Die Türme dienten (dienen??) dem Fang von Tauben (und anderen Vögeln), die im Herbst in den Süden fliegen. Sie sind so positioniert, dass sie einen Trichter bilden vom Tal hinauf hin zur Senke zwischen zwei Gipfeln, denn (1) Zugvögel meiden das offene Wasser und fliegen stets über Land, kommen daher auf ihrem Weg nach Afrika unweigerlich über die Pyrenäen (nur wenige wählen einen anderen Weg) und (2) Zugvögel suchen sich für den Flug über die Berge natürlich die niedrigsten Stellen aus, und das sind die Täler am östlichen bzw. westlichen Rand der Pyrenäen. Dort muss man nur warten, bis sie kommen. Auf den Türmen stehen Männer (bestimmt sind es nur Männer) mit leuchtenden Kellen, am Hang verteilt weitere mit Tüchern an langen Stangen. Von einem Wachturm aus wird mit einem Signalhorn angezeigt, dass die Vögel im Anflug sind. Dann werden sie mit den Kellen und Fahnen genau in den Trichter gescheucht, an dessen Ende oben auf dem Kamm ein riesiges Netz gespannt ist. Fertig ist die Falle! Auf dem Weg des Chemin des polombières kommt man auch an diesen Vorrichtungen vorbei.
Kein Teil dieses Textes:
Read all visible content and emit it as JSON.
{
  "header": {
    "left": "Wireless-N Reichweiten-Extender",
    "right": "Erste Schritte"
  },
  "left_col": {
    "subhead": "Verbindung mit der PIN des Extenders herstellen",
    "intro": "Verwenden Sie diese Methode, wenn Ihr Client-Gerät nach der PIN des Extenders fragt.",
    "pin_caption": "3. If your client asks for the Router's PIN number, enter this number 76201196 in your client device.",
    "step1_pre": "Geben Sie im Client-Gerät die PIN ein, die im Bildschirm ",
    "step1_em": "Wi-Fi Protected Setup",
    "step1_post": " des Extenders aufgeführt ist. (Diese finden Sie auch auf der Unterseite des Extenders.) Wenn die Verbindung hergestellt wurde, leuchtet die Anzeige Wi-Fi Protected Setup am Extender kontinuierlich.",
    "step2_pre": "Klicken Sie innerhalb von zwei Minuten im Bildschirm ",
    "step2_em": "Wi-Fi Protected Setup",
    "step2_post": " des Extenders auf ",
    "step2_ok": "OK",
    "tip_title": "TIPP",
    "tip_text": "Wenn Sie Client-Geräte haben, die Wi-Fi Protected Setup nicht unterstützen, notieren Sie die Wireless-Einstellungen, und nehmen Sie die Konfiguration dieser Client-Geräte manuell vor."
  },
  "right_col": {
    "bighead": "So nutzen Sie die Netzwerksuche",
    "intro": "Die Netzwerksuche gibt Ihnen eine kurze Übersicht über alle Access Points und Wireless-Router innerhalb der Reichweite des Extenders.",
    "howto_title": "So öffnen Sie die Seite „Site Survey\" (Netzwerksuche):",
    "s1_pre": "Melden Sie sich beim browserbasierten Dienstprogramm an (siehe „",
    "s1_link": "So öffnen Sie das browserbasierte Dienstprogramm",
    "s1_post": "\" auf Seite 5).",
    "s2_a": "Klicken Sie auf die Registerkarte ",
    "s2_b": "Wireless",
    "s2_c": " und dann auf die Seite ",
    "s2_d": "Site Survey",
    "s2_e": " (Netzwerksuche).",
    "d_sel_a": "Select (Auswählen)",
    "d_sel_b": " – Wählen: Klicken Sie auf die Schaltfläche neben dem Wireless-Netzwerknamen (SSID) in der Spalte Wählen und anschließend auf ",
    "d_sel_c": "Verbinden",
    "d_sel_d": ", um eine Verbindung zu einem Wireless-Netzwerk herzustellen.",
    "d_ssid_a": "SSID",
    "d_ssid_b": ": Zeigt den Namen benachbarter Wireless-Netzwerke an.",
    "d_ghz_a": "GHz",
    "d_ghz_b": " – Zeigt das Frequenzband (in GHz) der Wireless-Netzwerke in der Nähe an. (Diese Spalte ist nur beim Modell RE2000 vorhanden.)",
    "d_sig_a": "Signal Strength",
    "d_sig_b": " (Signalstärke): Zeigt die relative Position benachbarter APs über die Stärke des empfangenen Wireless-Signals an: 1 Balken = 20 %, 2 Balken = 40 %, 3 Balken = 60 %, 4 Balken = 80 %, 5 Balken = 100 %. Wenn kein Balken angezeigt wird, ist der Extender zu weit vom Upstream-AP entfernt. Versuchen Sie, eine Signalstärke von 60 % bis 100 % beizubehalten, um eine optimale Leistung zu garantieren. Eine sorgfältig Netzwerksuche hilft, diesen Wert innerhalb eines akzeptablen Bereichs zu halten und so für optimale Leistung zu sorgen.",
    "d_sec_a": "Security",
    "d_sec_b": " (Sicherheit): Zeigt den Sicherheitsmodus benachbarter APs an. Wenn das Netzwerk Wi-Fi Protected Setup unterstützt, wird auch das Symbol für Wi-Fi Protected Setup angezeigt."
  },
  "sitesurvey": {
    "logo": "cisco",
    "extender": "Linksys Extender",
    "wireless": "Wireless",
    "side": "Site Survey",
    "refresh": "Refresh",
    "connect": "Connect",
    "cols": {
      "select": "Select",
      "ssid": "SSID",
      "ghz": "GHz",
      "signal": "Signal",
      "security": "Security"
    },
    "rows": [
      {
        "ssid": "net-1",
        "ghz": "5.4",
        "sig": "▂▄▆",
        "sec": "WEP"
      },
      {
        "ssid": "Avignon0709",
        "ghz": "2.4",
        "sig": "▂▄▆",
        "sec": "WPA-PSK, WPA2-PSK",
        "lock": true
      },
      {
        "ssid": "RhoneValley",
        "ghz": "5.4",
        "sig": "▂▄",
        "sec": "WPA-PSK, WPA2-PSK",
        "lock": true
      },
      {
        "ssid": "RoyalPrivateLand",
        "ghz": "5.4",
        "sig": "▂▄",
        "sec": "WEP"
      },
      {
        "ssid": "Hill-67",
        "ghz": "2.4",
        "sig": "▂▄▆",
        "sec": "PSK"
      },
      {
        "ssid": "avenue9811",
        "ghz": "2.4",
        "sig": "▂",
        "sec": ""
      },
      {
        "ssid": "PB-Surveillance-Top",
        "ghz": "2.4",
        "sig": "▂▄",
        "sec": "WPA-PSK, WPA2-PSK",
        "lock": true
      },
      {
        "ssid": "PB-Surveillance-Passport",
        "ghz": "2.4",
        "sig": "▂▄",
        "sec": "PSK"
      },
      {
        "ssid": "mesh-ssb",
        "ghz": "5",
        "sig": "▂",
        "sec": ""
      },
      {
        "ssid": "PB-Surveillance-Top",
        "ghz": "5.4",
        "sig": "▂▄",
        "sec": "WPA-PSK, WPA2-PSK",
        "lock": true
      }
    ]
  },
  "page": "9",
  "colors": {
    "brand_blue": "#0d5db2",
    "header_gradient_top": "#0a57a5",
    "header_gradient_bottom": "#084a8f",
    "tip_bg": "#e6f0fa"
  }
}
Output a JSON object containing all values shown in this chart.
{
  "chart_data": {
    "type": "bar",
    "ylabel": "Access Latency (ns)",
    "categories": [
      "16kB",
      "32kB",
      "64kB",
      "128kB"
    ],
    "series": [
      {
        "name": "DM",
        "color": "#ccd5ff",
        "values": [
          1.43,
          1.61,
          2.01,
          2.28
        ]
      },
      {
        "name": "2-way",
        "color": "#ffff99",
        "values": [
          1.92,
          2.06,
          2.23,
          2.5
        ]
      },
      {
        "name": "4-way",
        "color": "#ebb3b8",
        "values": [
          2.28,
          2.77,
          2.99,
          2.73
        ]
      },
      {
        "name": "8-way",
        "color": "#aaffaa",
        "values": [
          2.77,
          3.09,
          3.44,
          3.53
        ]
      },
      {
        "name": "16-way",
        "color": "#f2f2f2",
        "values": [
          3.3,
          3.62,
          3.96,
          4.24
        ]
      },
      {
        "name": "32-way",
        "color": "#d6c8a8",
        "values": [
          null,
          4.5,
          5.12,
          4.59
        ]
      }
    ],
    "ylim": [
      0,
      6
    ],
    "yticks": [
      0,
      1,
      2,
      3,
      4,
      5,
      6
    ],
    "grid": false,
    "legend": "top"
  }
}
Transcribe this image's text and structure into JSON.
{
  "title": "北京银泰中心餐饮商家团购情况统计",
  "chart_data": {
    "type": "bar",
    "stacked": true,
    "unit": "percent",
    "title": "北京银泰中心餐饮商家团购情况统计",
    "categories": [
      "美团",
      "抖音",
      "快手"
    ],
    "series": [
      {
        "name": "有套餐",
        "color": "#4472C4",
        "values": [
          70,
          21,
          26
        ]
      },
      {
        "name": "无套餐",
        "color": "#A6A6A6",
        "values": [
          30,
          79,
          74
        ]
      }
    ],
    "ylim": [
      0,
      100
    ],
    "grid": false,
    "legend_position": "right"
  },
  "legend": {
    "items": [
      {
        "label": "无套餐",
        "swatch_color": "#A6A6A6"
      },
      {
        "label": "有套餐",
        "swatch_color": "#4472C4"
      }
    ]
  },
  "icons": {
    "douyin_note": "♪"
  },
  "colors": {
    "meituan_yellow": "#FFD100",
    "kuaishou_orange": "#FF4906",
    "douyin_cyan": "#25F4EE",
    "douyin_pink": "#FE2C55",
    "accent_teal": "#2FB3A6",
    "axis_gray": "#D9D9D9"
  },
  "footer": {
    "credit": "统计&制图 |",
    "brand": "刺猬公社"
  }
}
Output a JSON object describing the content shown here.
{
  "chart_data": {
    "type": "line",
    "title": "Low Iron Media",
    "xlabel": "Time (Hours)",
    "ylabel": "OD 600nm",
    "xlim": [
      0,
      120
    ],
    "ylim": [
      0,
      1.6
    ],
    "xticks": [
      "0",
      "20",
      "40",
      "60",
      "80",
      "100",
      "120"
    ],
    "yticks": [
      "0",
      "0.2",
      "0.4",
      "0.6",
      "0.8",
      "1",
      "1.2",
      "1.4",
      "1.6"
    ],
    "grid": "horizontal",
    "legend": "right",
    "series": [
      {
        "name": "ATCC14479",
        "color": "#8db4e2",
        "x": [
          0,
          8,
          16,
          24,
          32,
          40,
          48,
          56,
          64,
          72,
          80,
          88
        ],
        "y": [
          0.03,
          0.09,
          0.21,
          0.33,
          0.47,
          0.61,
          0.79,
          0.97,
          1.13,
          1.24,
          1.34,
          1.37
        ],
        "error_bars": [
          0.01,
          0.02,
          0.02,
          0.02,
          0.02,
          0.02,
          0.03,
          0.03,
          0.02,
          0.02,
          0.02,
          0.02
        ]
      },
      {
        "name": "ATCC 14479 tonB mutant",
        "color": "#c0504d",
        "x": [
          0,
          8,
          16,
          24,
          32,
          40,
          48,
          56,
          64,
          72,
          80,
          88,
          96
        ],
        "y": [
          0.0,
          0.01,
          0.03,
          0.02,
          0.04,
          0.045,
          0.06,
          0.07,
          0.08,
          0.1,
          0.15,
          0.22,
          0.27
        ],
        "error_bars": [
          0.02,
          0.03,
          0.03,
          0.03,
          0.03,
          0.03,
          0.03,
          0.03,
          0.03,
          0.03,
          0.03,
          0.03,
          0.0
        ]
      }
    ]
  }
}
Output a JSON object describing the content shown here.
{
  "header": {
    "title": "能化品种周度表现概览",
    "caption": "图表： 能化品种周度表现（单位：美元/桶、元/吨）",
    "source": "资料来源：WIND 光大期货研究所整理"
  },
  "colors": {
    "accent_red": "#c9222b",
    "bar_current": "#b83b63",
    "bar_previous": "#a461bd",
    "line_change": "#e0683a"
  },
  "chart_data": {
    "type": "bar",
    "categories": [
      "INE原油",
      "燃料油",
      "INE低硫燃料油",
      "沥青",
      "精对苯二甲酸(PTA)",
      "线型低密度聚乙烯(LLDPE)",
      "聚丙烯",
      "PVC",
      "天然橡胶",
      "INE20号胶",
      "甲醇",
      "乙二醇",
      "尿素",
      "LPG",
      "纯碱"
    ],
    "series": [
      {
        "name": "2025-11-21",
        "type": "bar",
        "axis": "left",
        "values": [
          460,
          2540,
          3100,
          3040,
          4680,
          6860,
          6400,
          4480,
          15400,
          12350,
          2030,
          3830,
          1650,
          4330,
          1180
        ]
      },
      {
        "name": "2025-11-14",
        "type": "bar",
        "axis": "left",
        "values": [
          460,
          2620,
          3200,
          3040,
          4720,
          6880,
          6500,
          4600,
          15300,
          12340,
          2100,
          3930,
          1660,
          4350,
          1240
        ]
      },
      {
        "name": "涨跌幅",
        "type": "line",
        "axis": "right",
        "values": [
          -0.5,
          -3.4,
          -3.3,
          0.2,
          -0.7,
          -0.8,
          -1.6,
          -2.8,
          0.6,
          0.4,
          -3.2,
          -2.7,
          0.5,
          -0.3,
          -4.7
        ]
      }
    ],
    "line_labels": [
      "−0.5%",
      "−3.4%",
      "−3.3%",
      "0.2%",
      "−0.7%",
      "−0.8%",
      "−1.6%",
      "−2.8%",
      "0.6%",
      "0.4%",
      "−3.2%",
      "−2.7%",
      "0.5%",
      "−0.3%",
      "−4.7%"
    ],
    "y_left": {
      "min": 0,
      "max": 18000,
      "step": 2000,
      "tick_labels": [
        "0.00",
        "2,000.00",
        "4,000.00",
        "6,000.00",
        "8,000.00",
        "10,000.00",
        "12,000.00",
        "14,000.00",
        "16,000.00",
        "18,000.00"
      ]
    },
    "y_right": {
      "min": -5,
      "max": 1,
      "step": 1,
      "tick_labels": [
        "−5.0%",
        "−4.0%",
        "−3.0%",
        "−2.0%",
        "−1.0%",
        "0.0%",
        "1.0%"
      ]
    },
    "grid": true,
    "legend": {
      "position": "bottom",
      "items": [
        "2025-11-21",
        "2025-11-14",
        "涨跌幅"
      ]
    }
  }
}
Im Internet findet man dann noch weitere Berichte über den heute noch ausgeübten traditionellen Vogelfang in Frankreich. Tauben gehören da zu den Arten, die noch am wenigsten betroffen sind. Mit Steinquetschfallen (Futter unter einer mit einem Stöckchen hochgehaltene Steinplatte legen, bis der Vogel drunter und wenig später platt ist), Leimruten (Leim auf Äste schmieren, sodass die Vögel, die sich darauf niederlassen, festkleben), in die Bäume gehängten Schlingen werden Lerchen, Ortolane, Kiebitze, Drosseln u.v.a. zu Tausenden gefangen, getötet und anschließend genüsslich verzehrt. Auch wir standen einmal in einem Supermarkt neben Wildschwein- und Gänseleberdosen vor einen Gläschen Lerchenpastete - Patét alouettes -, haben aber die Finger davon gelassen, weil wir da schlicht noch nicht wussten, was drin ist in dem Glas.
Die europäischen Gesetze verbieten all die Fangmethoden und schränken den Singvogelfang radikal ein. Frankreich aber schafft Ausnahmeregelungen und umgeht Sanktionen durch getürkte Fangquoten.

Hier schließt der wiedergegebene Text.